The specialty then cart wheel.


----------



## Beanstair (Oct 25, 2019)

Okende. Bar none. West Bridgeford


----------



## jdonnell (Jan 21, 2020)

I quite like outpost coffee tbh but it's only a tiny shop


----------



## Rapid (Jun 12, 2020)

jdonnell said:


> I quite like outpost coffee tbh but it's only a tiny shop


 5 months later but what the heck. I've not been to the Outpost shop but I have brought from them online. Their Timber Town blend is one of the best I've ever tasted. They were also super helpful on email too. I'd highly recommend them.


----------



## Beerista (Jun 15, 2020)

Beanstair said:


> Okende. Bar none. West Bridgeford


 This guys knock it out the park. Awesome shop!


----------



## Rapid (Jun 12, 2020)

Beerista said:


> This guys knock it out the park.

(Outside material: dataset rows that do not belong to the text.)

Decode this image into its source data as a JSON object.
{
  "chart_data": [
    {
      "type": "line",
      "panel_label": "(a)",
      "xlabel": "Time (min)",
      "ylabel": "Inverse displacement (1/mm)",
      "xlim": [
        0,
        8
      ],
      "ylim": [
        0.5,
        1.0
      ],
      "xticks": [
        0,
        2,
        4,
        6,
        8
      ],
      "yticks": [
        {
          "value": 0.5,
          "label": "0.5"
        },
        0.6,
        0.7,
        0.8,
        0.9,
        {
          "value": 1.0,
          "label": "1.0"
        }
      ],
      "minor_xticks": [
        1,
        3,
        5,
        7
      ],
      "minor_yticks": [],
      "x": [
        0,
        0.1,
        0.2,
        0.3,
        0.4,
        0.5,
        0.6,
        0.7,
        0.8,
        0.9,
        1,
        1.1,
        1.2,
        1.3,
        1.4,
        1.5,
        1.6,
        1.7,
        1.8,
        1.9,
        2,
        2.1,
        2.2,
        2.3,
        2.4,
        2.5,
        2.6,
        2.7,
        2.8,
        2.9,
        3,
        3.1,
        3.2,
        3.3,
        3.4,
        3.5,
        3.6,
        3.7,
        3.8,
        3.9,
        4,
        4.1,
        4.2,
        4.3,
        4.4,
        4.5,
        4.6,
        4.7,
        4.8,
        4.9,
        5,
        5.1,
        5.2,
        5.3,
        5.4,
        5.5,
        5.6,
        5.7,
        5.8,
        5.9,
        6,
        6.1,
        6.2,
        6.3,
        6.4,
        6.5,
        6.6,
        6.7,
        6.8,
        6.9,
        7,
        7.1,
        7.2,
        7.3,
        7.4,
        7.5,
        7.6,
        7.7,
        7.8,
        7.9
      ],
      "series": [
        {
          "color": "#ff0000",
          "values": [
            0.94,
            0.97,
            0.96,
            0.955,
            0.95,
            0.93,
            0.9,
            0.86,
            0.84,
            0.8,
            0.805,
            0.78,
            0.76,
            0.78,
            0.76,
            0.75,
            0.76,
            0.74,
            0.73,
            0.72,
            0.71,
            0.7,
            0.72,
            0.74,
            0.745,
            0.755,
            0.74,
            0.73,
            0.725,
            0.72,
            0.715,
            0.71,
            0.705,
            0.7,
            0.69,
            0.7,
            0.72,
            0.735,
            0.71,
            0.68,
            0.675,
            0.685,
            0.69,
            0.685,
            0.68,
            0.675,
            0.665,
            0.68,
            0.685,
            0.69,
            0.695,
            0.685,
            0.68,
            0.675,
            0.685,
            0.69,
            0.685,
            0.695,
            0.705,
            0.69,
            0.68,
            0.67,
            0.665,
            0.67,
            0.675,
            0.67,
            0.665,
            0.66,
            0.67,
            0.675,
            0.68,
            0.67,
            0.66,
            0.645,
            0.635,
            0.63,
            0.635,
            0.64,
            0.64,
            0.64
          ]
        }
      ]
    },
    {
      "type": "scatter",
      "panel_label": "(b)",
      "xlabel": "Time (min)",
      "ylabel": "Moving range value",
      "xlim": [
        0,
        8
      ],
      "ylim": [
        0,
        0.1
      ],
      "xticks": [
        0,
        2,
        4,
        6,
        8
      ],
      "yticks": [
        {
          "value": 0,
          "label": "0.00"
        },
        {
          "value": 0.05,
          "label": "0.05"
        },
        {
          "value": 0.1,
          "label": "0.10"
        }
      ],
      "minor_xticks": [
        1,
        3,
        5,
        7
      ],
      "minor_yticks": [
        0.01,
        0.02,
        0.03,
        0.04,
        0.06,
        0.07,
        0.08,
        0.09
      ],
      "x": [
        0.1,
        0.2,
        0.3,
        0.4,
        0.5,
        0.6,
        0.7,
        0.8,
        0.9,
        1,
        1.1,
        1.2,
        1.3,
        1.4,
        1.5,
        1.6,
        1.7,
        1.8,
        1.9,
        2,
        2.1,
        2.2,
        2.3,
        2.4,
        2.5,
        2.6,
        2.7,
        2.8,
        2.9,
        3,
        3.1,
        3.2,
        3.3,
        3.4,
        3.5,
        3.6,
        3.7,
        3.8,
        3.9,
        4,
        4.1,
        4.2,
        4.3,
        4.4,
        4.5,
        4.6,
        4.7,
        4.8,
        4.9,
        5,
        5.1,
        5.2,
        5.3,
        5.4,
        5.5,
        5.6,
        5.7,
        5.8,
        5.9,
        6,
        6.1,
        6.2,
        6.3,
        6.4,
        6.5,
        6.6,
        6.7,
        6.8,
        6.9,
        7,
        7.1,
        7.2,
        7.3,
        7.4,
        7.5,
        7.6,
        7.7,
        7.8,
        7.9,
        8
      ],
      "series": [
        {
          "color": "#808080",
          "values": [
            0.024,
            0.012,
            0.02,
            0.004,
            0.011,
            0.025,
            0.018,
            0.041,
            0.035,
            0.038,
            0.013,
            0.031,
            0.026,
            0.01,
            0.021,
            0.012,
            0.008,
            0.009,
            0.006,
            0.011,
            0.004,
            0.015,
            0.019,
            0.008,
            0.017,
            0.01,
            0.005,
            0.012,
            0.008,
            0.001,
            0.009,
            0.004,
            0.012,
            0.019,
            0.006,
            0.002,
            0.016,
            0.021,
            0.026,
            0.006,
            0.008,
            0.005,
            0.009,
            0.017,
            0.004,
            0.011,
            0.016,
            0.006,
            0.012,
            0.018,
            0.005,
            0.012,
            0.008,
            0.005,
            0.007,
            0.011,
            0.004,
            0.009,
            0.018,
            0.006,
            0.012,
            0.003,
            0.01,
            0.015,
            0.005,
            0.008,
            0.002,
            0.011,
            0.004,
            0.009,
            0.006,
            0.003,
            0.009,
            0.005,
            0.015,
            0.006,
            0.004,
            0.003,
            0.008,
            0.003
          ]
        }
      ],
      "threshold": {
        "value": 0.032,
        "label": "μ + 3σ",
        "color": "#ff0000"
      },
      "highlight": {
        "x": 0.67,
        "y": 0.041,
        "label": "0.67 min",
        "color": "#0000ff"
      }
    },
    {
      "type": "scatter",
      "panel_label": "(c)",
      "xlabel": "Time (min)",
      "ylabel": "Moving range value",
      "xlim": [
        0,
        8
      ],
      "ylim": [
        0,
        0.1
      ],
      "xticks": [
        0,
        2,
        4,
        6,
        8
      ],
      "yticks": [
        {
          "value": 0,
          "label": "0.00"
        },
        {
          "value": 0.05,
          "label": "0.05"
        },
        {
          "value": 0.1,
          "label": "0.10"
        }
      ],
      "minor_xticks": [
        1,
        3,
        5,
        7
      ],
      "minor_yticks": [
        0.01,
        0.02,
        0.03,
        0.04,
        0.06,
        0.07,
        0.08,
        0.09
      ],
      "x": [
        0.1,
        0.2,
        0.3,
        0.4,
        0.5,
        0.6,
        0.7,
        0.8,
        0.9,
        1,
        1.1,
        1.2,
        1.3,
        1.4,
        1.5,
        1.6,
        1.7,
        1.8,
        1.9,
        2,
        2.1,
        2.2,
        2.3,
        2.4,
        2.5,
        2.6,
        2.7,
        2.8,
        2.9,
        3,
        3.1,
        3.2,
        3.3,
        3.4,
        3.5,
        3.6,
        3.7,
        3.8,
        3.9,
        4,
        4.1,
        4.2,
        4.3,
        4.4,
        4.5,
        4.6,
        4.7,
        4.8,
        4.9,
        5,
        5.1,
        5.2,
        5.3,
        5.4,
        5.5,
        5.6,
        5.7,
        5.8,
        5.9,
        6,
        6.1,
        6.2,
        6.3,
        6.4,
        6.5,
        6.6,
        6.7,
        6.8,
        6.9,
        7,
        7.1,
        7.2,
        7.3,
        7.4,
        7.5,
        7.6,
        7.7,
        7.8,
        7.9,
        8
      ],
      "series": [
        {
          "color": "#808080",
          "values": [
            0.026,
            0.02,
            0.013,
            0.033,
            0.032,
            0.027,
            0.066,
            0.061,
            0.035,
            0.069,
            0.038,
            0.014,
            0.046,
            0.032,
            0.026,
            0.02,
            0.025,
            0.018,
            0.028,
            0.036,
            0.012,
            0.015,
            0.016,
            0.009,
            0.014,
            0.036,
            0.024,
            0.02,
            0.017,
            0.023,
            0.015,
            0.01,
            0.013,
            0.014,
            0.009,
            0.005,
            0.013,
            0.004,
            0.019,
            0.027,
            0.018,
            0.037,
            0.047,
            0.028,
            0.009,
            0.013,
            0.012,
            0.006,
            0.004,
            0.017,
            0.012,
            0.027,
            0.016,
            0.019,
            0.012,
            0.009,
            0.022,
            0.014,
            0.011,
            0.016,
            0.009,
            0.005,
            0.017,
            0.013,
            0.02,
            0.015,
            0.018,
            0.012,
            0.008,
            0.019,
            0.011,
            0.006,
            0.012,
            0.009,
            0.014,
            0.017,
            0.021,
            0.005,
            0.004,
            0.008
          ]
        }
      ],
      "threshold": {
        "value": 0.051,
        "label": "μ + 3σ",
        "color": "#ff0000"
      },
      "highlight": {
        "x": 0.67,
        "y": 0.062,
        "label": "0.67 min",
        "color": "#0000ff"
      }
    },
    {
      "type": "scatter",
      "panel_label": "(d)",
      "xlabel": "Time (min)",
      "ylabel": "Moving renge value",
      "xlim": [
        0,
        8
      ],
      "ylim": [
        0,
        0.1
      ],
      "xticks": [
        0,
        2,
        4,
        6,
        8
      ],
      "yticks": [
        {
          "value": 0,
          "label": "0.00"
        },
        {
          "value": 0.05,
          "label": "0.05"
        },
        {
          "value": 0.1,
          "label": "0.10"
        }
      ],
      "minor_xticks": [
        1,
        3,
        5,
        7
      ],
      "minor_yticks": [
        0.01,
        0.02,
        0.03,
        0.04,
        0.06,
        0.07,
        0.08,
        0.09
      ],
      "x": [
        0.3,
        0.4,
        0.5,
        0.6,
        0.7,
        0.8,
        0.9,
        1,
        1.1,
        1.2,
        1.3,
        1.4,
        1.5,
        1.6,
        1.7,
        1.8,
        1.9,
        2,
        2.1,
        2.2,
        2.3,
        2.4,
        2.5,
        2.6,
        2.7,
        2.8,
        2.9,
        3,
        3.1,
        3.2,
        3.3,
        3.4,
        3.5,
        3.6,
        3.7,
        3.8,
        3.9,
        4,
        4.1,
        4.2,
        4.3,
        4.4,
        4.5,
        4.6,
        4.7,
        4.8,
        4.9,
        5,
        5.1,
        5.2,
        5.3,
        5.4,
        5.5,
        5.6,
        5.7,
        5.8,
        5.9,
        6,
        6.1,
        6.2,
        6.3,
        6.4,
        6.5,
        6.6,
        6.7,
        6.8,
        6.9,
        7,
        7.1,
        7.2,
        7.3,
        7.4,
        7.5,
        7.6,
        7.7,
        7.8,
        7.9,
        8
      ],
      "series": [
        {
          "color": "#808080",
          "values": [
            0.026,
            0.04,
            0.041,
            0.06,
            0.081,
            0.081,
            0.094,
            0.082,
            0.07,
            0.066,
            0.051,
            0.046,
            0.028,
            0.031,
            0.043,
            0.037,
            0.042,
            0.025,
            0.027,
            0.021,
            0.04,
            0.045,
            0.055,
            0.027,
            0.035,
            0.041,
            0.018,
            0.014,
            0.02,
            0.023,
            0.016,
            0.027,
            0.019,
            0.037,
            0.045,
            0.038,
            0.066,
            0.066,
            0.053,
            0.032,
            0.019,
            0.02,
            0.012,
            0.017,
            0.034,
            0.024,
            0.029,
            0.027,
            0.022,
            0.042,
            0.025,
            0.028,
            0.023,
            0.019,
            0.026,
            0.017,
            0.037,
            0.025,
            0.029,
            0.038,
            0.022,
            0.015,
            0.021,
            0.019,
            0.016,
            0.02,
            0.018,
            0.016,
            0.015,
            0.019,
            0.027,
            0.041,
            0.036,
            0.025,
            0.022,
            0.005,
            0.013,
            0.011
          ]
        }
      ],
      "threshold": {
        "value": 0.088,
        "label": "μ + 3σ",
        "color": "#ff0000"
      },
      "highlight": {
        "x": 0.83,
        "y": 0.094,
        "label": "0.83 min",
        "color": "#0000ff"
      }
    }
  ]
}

Awesome shop!


 Trouble is it's too far outside the city centre to drop in during a shopping trip or what not. I'll have to check it out when things return to 'normal'. 2 recommendations on here can't be wrong!


----------



## Beerista (Jun 15, 2020)

Rapid said:


> Trouble is it's too far outside the city centre to drop in during a shopping trip or what not. I'll have to check it out when things return to 'normal'. 2 recommendations on here can't be wrong!


 Yeah fair point.

I went off of a friends recommendation, I think it was a short 10 minute bus ride out. 100% worth it though if you want a proper coffee.


----------



## johnbudding (Dec 2, 2014)

In town I would go for Speciality, then Outpost, Cartwheel. Beyond this there's Wired and a couple of others, but I think Speciality and Outpost would be my go tos.

West Bridgford the aforementioned Okende - worth the journey when it's open

Beeston - Greenhood - Rory is a lovely guy and worth the journey too


----------